After first igniting on July 24, it spread an estimated 5,000 acres an hour – about one football field a second. In 24 hours it burned 150,000 acres, and in 72 hours incinerated an area larger than San Francisco. Fire experts said it was among the fastest-growing wildfires in history.

As it burned, Zeke Lunder, director of Deer Creek Resources, a wildfire management consulting firm in Chico, told The Washington Post that in 25 years of mapping large fires throughout the Western US, he couldn’t recall another blaze that spread so far so fast.
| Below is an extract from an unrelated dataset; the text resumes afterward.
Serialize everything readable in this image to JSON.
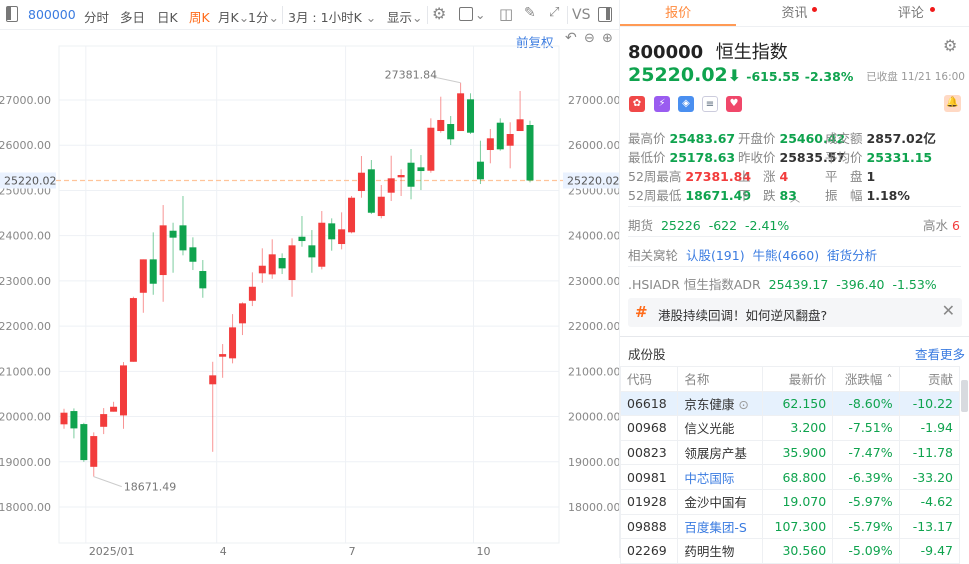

He said the Park Fire “was moving in ways we aren’t used to seeing.”

It’s settled science that the climate crisis is increasing the number and frequency of wildfires. A 2016 study estimated that from 1984 to 2015, human-caused climate change contributed to the burning of almost twice the acreage in 11 Western states than might have burned in its absence.

Now, new research confirms that Western wildfires are also spreading faster.

In a study published Oct. 24 in the journal Science, a team of researchers analyzed images from NASA satellites to track the day-by-day spread of more than 60,000 fires in the continental US from 2001 to 2020.

They found that in that period, the average peak daily growth rate of wildfires in the West more than doubled. In California, wildfires spread almost four times as fast in 2020 as in 2001. They cited other research predicting that if global warming continues at its current pace, the frequency of the fastest-spreading fires in the West could double in 30 years.

“The modern era of megafires is often defined based on wildfire size, but it should be defined based on how fast fires grow,” the researchers wrote. “Speed fundamentally dictates the deadly and destructive impact of megafires… [F]ire speed matters more for infrastructure risk and evacuation planning.”